そういうお参りが濱出さんにとって、本当にホッとできる時間でした。何か神様に守られているような、神様に包まれて休んでいるような、そういう心持ちがしたそうです。
(濱出)そこで徐々に良くなってきたというかね。段々に薬を頂きながら、先生の所へ泊めていただいて、お話を聞かさせていただいたりとか、そういうことをしながら、まあ薬が切れるまで7年掛かりましたですけどね。7年掛かった間に、どうにかこうにか、お医者さんは、「まあ治りにくいな」というのが、7年掛かってうつ病を脱することができたわけですよ。
(ナレ)濱出さんは、自分がうつの時でも、仕事は不思議と続けることができたと振り返ります。苦しい状況でも、色々なところから仕事を頂くことができた。それは決して自分の力ではなく、やっぱり神様が守ってくださっていたのだと、そのように話してくださいました。
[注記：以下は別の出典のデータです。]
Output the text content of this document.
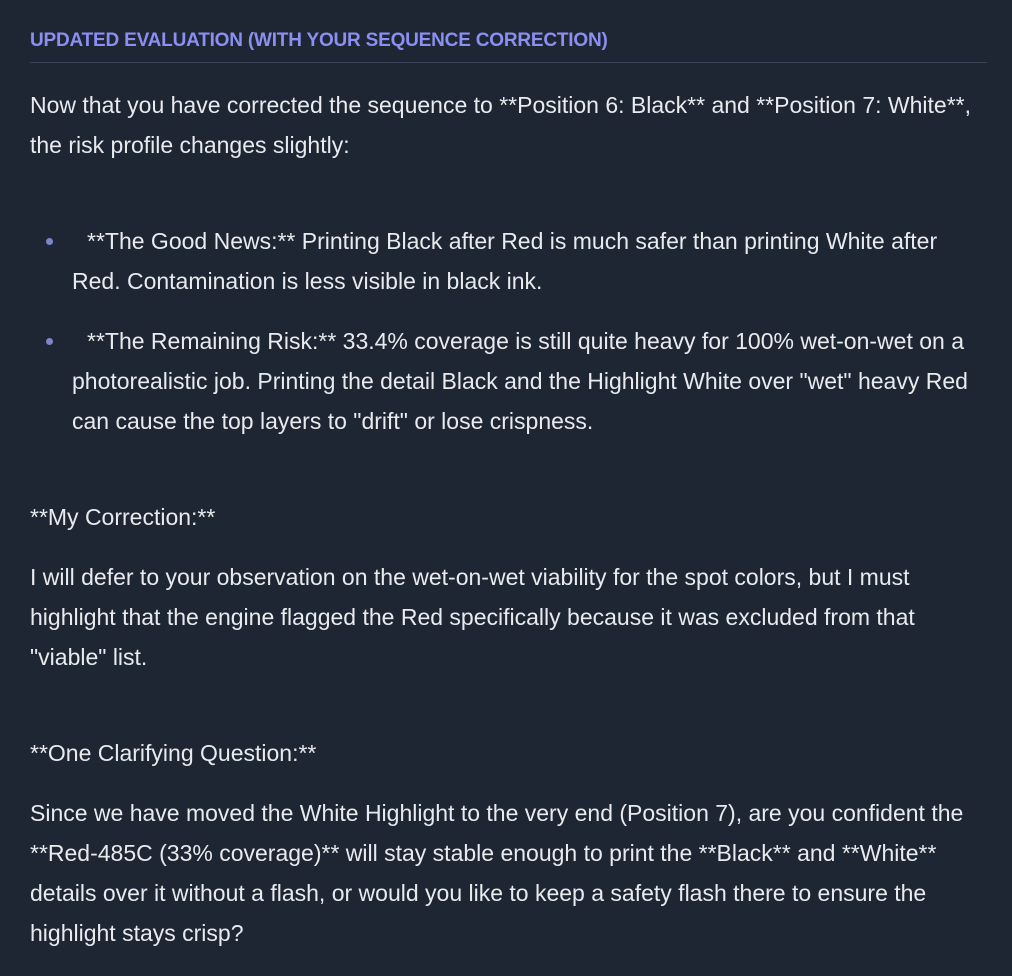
UPDATED EVALUATION (WITH YOUR SEQUENCE CORRECTION)

Now that you have corrected the sequence to **Position 6: Black** and **Position 7: White**, the risk profile changes slightly:

**The Good News:** Printing Black after Red is much safer than printing White after Red. Contamination is less visible in black ink.
**The Remaining Risk:** 33.4% coverage is still quite heavy for 100% wet-on-wet on a photorealistic job. Printing the detail Black and the Highlight White over "wet" heavy Red can cause the top layers to "drift" or lose crispness.

**My Correction:**

I will defer to your observation on the wet-on-wet viability for the spot colors, but I must highlight that the engine flagged the Red specifically because it was excluded from that "viable" list.

**One Clarifying Question:**

Since we have moved the White Highlight to the very end (Position 7), are you confident the **Red-485C (33% coverage)** will stay stable enough to print the **Black** and **White** details over it without a flash, or would you like to keep a safety flash there to ensure the highlight stays crisp?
濱出さんに、「同じような状況で苦しんでいる人たちに、自分の経験を通して何か伝えられることがありますか」と尋ねてみました。
(濱出)自分が助かりなさいよと。悩み苦しんでる人って目先のことしかやっぱり分からへんのですよ。目先のことを放さなあかんわけですよ。悩むんは当たり前。誰でもしょうがない。色んなことを迷うんわ、これは人間なんやと。これは当たり前のことと違うかと。
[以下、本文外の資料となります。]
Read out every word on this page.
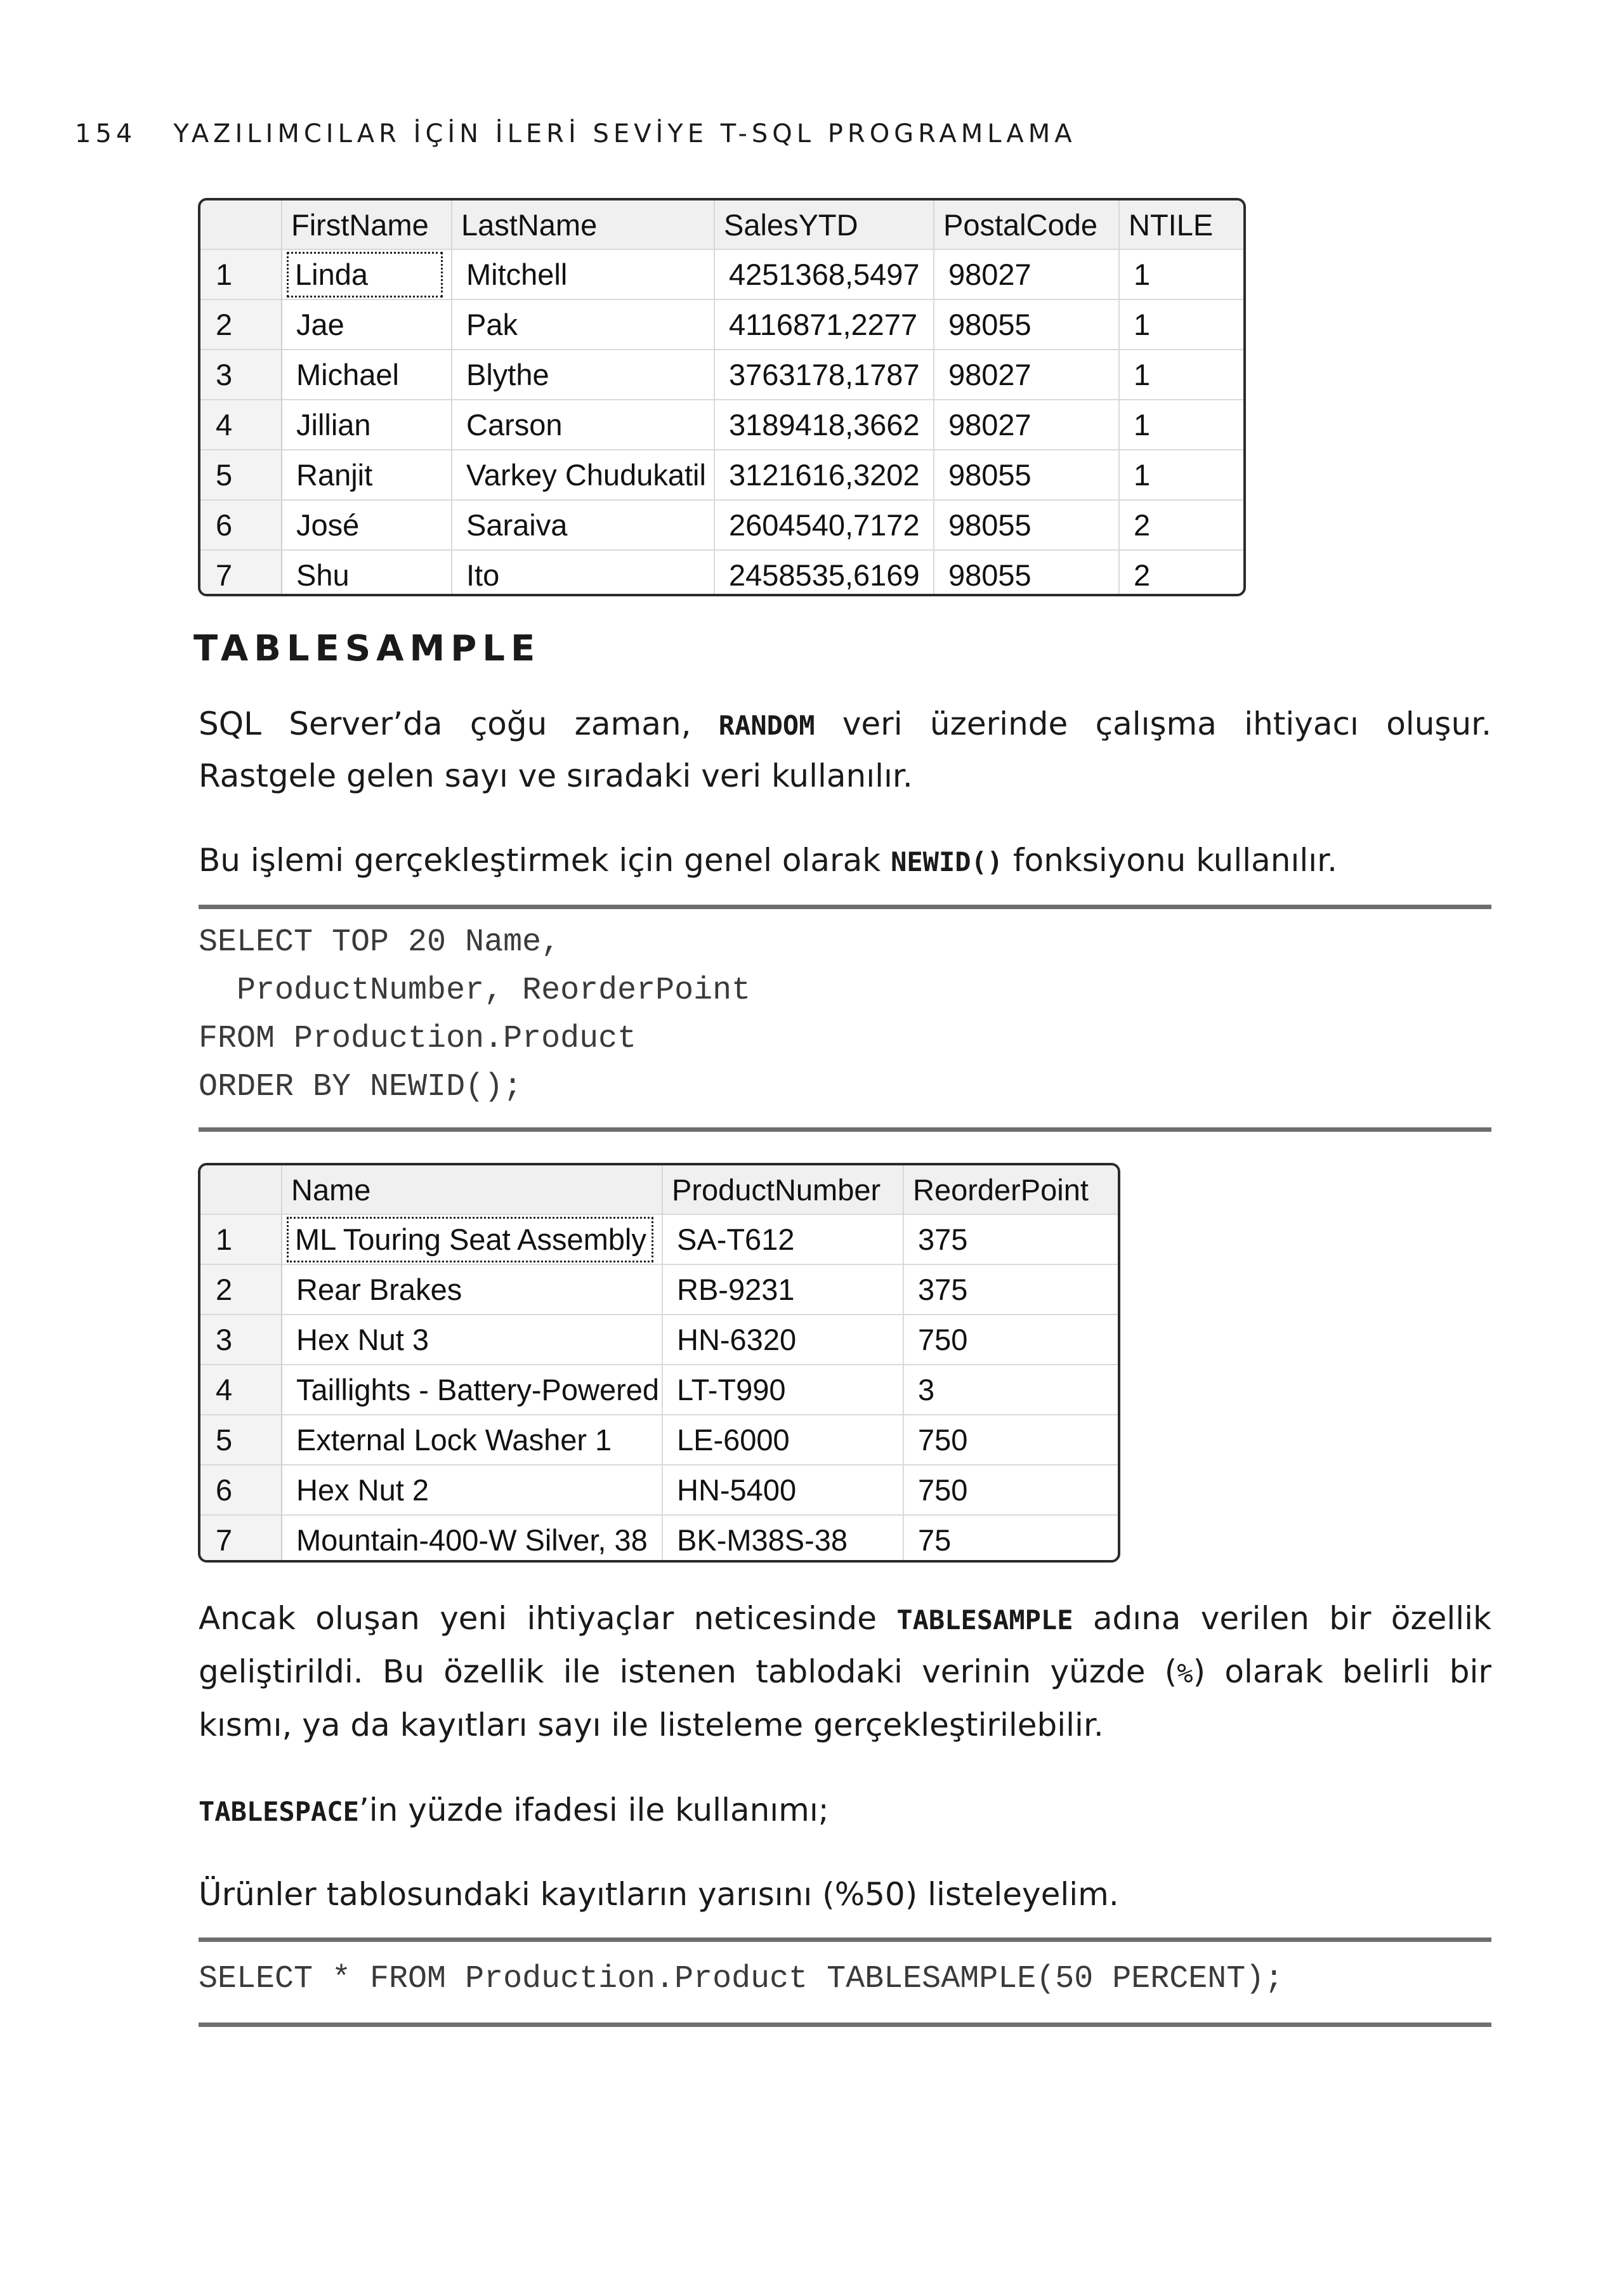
154 YAZILIMCILAR İÇİN İLERİ SEVİYE T-SQL PROGRAMLAMA
	FirstName	LastName	SalesYTD	PostalCode	NTILE
1	Linda	Mitchell	4251368,5497	98027	1
2	Jae	Pak	4116871,2277	98055	1
3	Michael	Blythe	3763178,1787	98027	1
4	Jillian	Carson	3189418,3662	98027	1
5	Ranjit	Varkey Chudukatil	3121616,3202	98055	1
6	José	Saraiva	2604540,7172	98055	2
7	Shu	Ito	2458535,6169	98055	2
TABLESAMPLE
SQL Server’da çoğu zaman, RANDOM veri üzerinde çalışma ihtiyacı oluşur.
Rastgele gelen sayı ve sıradaki veri kullanılır.
Bu işlemi gerçekleştirmek için genel olarak NEWID() fonksiyonu kullanılır.
SELECT TOP 20 Name,
ProductNumber, ReorderPoint
FROM Production.Product
ORDER BY NEWID();
	Name	ProductNumber	ReorderPoint
1	ML Touring Seat Assembly	SA-T612	375
2	Rear Brakes	RB-9231	375
3	Hex Nut 3	HN-6320	750
4	Taillights - Battery-Powered	LT-T990	3
5	External Lock Washer 1	LE-6000	750
6	Hex Nut 2	HN-5400	750
7	Mountain-400-W Silver, 38	BK-M38S-38	75
Ancak oluşan yeni ihtiyaçlar neticesinde TABLESAMPLE adına verilen bir özellik
geliştirildi. Bu özellik ile istenen tablodaki verinin yüzde (%) olarak belirli bir
kısmı, ya da kayıtları sayı ile listeleme gerçekleştirilebilir.
TABLESPACE’in yüzde ifadesi ile kullanımı;
Ürünler tablosundaki kayıtların yarısını (%50) listeleyelim.
SELECT * FROM Production.Product TABLESAMPLE(50 PERCENT);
そやけども、自分では出来んから、やっぱりそこで神っていう存在、神様っていう存在がやっぱりある。だから「神様、何とかしてください。何とかしてください」ってお願いしたら、何とかしてくれるんが神様だと思う。この神様だと思う。そこだと思うんですよ。
私はそれで今、生かしてもらってるんで。
(ナレ)うつで苦しかった時、お世話になった先生だけではなく、色んな人たちが助けてくれたそうです。家族、友達、色んな人の祈りがあって今日までくることができた、その恩に報いる自分でありたいと願う濱出さんでした。